Bonita Mersiades and Phaedra Almajid both now live in fear for their families and themselves.
These FIFA corruptions have effectively been whitewashed in a secret report at the expense of the lives of two women (Almajid now has FBI protection).
This will no doubt discourage any future moral and ethical stances over the utter lack of integrity in global football just as the treatments of Edward Snowden, Chelsea Manning and Julian Assange would tend to make any political whistleblower think twice.
One of the most remarkable aspects of the FIFA Affair (Qatargate) is that it is a clear indication of how the locus of football criminality has shifted towards the blackest of markets in recent years. In the current scenario, Michael Garcia is being painted as a white knight riding to the rescue against the smoke-filled backroom deals and payments of bribes and other enhancing consumerisms of FIFA.
We discussed this in a previous article when Garcia was appointed to this role: "A parallel example of murkiness is at FIFA where the Secretary General of Interpol, Ronald Noble, supported the appointment of Michael Garcia as FIFA chief investigator of corruption when Garcia's review of the FIFA/ISL scandal is seen as a cover up by Reform consultant Michael Pieth and FIFA judge Hans-Joachim Eckert."
Manus manum lavat.
So we have a standard Italian structure being the cover up of choice - football needs a mani pulite (clean hands) approach to dealing with corruption.
But the cover ups spread further.
There are four primary bodies addressing matchfixing in world football - Interpol, Europol, Early Warning and Federbet.
None are fit for purpose and all have private hidden agendas.
If an individual chooses to whistleblow a corrupted match to any of these bodies, the most likely action is inaction.
And the national associations and leagues are no better.
We would not dream of disclosing our evidences of matchfixing in the Premier League to Richard Scudamore or the FA.

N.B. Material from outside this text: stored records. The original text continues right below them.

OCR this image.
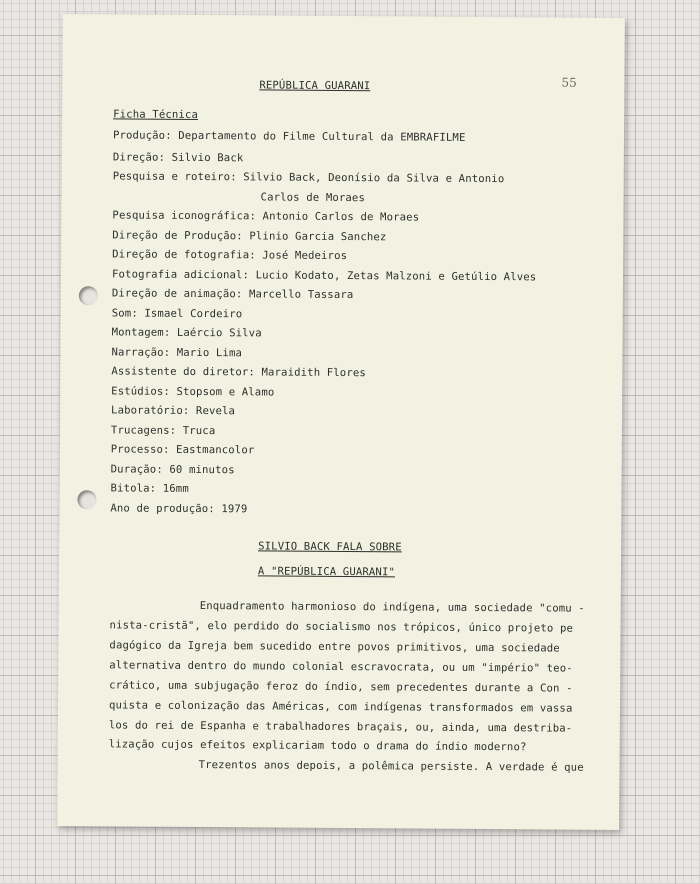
55
REPÚBLICA GUARANI
Ficha Técnica
Produção: Departamento do Filme Cultural da EMBRAFILME
Direção: Silvio Back
Pesquisa e roteiro: Silvio Back, Deonísio da Silva e Antonio
Carlos de Moraes
Pesquisa iconográfica: Antonio Carlos de Moraes
Direção de Produção: Plinio Garcia Sanchez
Direção de fotografia: José Medeiros
Fotografia adicional: Lucio Kodato, Zetas Malzoni e Getúlio Alves
Direção de animação: Marcello Tassara
Som: Ismael Cordeiro
Montagem: Laércio Silva
Narração: Mario Lima
Assistente do diretor: Maraidith Flores
Estúdios: Stopsom e Alamo
Laboratório: Revela
Trucagens: Truca
Processo: Eastmancolor
Duração: 60 minutos
Bitola: 16mm
Ano de produção: 1979
SILVIO BACK FALA SOBRE
A "REPÚBLICA GUARANI"
Enquadramento harmonioso do indígena, uma sociedade "comu -
nista-cristã", elo perdido do socialismo nos trópicos, único projeto pe
dagógico da Igreja bem sucedido entre povos primitivos, uma sociedade
alternativa dentro do mundo colonial escravocrata, ou um "império" teo-
crático, uma subjugação feroz do índio, sem precedentes durante a Con -
quista e colonização das Américas, com indígenas transformados em vassa
los do rei de Espanha e trabalhadores braçais, ou, ainda, uma destriba-
lização cujos efeitos explicariam todo o drama do índio moderno?
Trezentos anos depois, a polêmica persiste. A verdade é que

And, higher up the feeding chain Javier Tebas, the president of La Liga, understands that presenting evidence of matchfixing in Spain results in absolutely no reaction.
And over the last two days in London, the FA has launched the Sports Betting Integrity Forum with inputs from all the main British/Gibraltan bodies who are only concerned about matchfixing when they are outside the loop of insider trading.
All five bookmakers involved either accept insider money and/or actively orchestrate criminalities.
On the bases established by these whitewashes, the foundations of future corruptions are built.
Yesterday, Narayanaswami Srinivasan was laughably cleared of orchestrating matchfixing and spotfixing in IPL cricket matches in 2013 despite the evidence of taped conversations and his close alliances with the underground bookmaking world.
Earlier this year, he had remarkably been appointed as chairman of the International Cricket Council despite the scandals swirling around him.
What message does this send to the participants in the new IPL football expansion (and, by the way, it is surely not totally surprising that the three main English participants in this competition are Michael Chopra, Peter Reid and that undischarged bankrupt of dubious integrity, David James)?
These sporting corruptions parallel clearly with the world of mainstream capitalism and offshore financial centres.
For example, Grace Perez-Navarro of the OECD thinks that money laundering will be a historical anomaly by 2018.
It won't.
Lack of staff, lack of backing, lack of expertise, lack of regulation, lack of political will and yet to be created distortions of integrity will see to that.
Similarly amusing is the hyperreality that the UK police are to utilise the expertise of the Royal Bank of Scotland to address financial fraud in markets...
... that would be the same Royal Bank of Scotland that has just been found guilty of currency benchmark manipulations!
Manus manum lavat.
Global corruption requires global action and global regulation, not internalised double-teaming.